Kwaku Mills. Photo: Tommy Ga-Ken Wan
In Eddy’s house, the telly – or rather, tellys, all four of them – are always on. It’s a detail playwright Pamela Carter and director Stewart Laing use to bring Édouard Louis’ best-selling memoir to the stage. Performers Alex Austin and Kwaku Mills both take on the role of Eddy and, using pre-recorded video, Eddy’s mother, and father, and brothers and bullies, and everyone else in the village. Four TVs are mounted on tall stands, their monitors adjusted for each character: one is pulled up to full height when Eddy’s drunk, violent older brother Vincent flickers on screen, another pushed to the floor, Eddy’s head lying horizontally, as he is beaten in a school corridor.
Each morning, Eddy repeats his daily affirmation into the mirror: Today, I’m going to be a man. Each day, he tries to perform his village’s version of what that means: not ‘girly’, and definitely not gay. Though Austin and Mills both play every facet of Eddy – vulnerable, cheeky, thoughtful, savvy – having two performers share the role is a reminder of the duality enforced by his homophobic environment.

Alex Austin. Photo: Tommy Ga-Ken Wan
Throughout, the action is paused by Austin and Mills to explain or explore what’s happening, contextualising the narrative and offering a transparent look at how the book has been edited and adapted for the stage. The running verbal footnotes eventually become real textual analysis. Eddy’s escape lies in education and the arts, and his journey from childhood home to university halls is cleverly marked by a move away from using the screens, to a sort-of seminar. Austin and Mills begin to read from a well-thumbed copy of the book, thick with Post-It notes, examining the sentence structure as they go.

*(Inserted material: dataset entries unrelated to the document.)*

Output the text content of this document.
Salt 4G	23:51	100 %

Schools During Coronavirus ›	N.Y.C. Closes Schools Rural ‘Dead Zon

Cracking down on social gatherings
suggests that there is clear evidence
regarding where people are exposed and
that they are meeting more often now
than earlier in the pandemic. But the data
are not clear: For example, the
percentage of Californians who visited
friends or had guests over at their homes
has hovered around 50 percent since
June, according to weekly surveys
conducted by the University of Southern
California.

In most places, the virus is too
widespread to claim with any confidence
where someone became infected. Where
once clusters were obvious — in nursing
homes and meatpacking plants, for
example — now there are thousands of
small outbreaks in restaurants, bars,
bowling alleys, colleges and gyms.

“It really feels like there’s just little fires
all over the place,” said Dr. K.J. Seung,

Though some parts work better than others – there’s an imagined father/son scene towards the end which seems too sentimental for this otherwise cool production – The End of Eddy’s running self-reference feels part of an important attempt to grasp Eddy’s story at the roots and show how wider social inequality can cause prejudice to flower. The End of Eddy finds unconventional ways to look at class, poverty, toxic masculinity, and sexuality. Sometimes funny, sometimes unbearable, always frank, the events depicted are shockingly recent – Édouard Louis is only 25 – revealing just how necessary Eddy’s story is.